Paul
Goble
Staunton, July 10 – For almost 30
years, Russian leaders have been plotting to restore the empire, but their various
projects in this regard have all failed or are failing – and even the one thing
they point to as an obvious “success” – the annexation of Crimea – only intensifies
the commitment of the surrounding countries not be reabsorbed, Sergey Shelin
says.
“The norm of relations between
Russia and its former brothers in the USSR is hostility,” the Rosbalt
commentator says, something that only varies according to the specific features
of the unfriendly attitudes on both sides depending on particular circumstances
(rosbalt.ru/blogs/2019/07/09/1791224.html).
Over the post-Soviet decades, Moscow
has come up with one restoration project after another. “The majority of them
have gone into a dead end or suffered obvious failure, but not one of them has
been completely disbanded.” And “present-day, Russian policy is conducted
through the ruins of these undertakings.”
The most prominent of these projects,
of course, is the Commonwealth of Independent States (CIS), an institution which
“long ago outlasted its role as the liquidation commission of the Soviet Union”
but one that continues a shadowy existence event though it is impossible to say
exactly which countries are members. Ukraine says it is leaving but hasn’t done
so officially.
“In practice,” Shelin argues, “there
of course is no ‘Community’ any more, but the officials who ensure its ‘functioning’
earn their bread from this specter.” But the hopes and dreams that the CIS
would be a space for the application of Russian soft power by drawing on the
economic and human ties left over from Soviet times haven’t been realized.
The old economic links have broken down
and the new ones that have emerged are much weaker. Inn 1995, 23 percent of Russian trade was with
CIS countries, including 11 percent with Ukraine. Now, in the first quarter of
this year, only 11.6 percent of Russian trade is with its CIS “partners” – and only
2.1 percent with Ukraine.
The movement of people has also not had
the effect Moscow hoped for. In 2018, immigrants from the CIS to Russia sent
home 13.3 billion US dollars, while Russians in the CIS countries sent back 3.6
billion. Russia thus lost in this way as
well, and except possibly for Tajikistan, hasn’t made any of the others
dependent on it in this way.
Despite Moscow’s expectations, Shelin
continues, “Ukraine and Georgia like the Baltic countries before them, have not
collapsed as a result of the breakdown of ties accompanying their divorce with the
CIS or their initial decision not to enter it.”

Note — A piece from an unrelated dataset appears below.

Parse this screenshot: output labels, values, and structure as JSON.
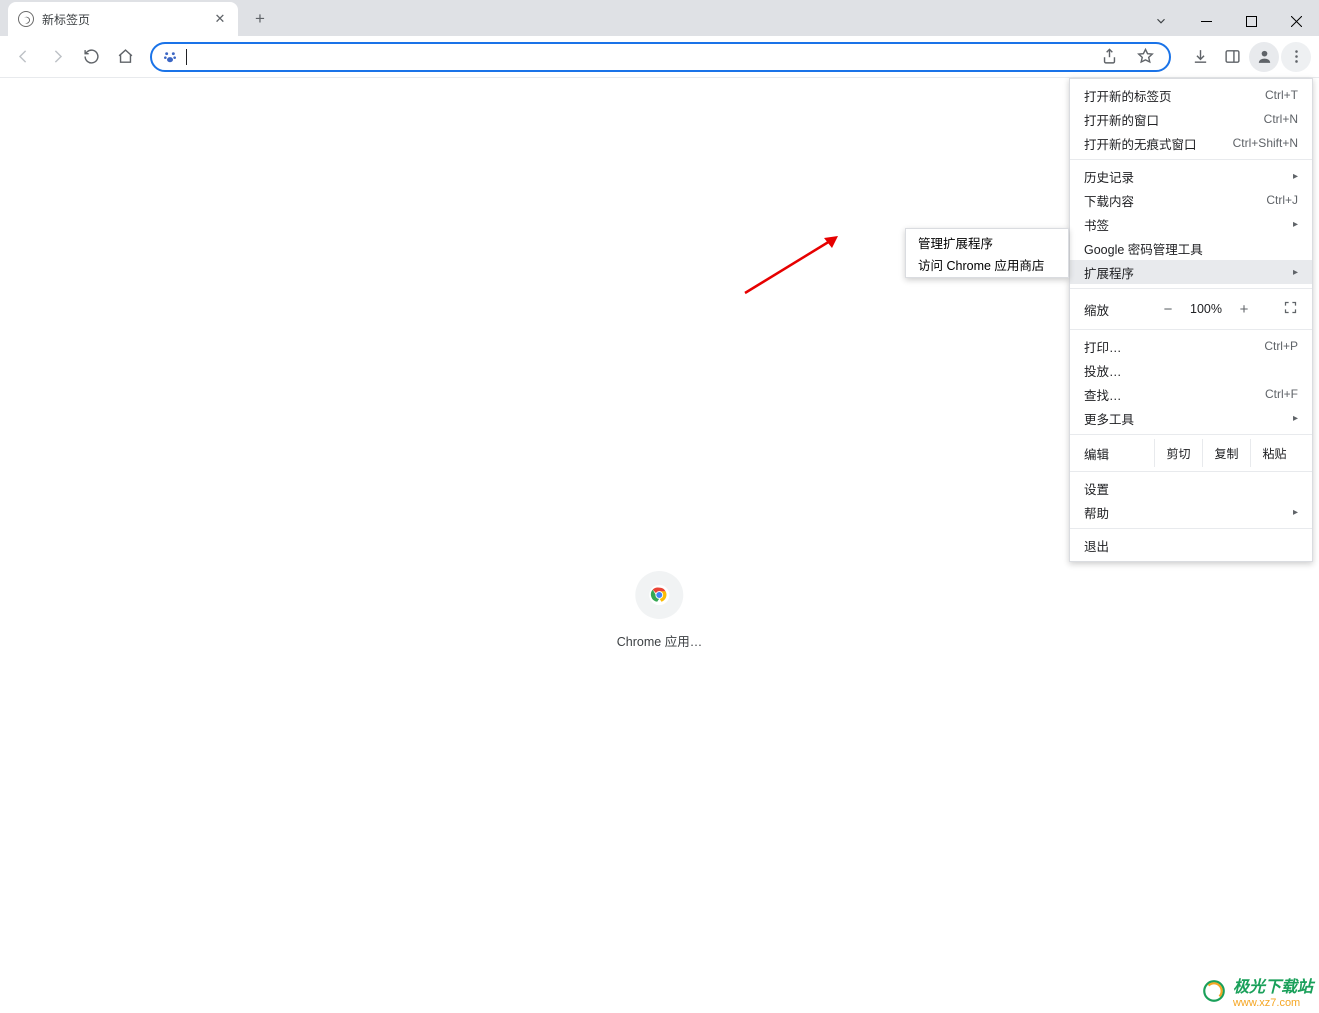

Meanwhile, the Russian government’s
efforts to take part the empire by seizing or supporting parts of its neighbors
hasn’t worked out to Moscow’s advantage either. Not only has this project further
alienated everyone else, but none of these projects, Transdniestria, Abkhazia
or South Ossetia has been a great success. And Crimea hasn’t really been either.
It like the others has reminded the other
post-Soviet states of why they must fear Moscow and why any claims of friendship
from the Russian capital are to be dismissed as completely insincere.
Moscow’s efforts to promote “a Russian world”
are not identical to the projects of imperial restoration but the two do
overlap, the Rosbalt observer says. But
they too are proving a failure not only because of the problems the promotion
of a narrowly ethnic Russian state at home presents but also because ethnic Russians
in others are now mostly loyal citizens of them.
Even Moscow’s efforts to form around it a
smaller group of countries that it can integrate haven’t worked. The Eurasian
Economic Committee was dead on arrival – only eight percent of Russia’s trade
is with these partners -- and “the fictional Union State of Russia and Belarus”
has not brought Moscow the benefits it expected.
The
Kremlin still talks about absorbing Belarus and Belarusians still fear that
possibility, “but the chances for success are less than half,” Shelin suggests.
As a result, that project too is likely to prove a failure even though it will
continue to echo for some time because in Putin’s Moscow no project ever really
is allowed to die even if it is a failure.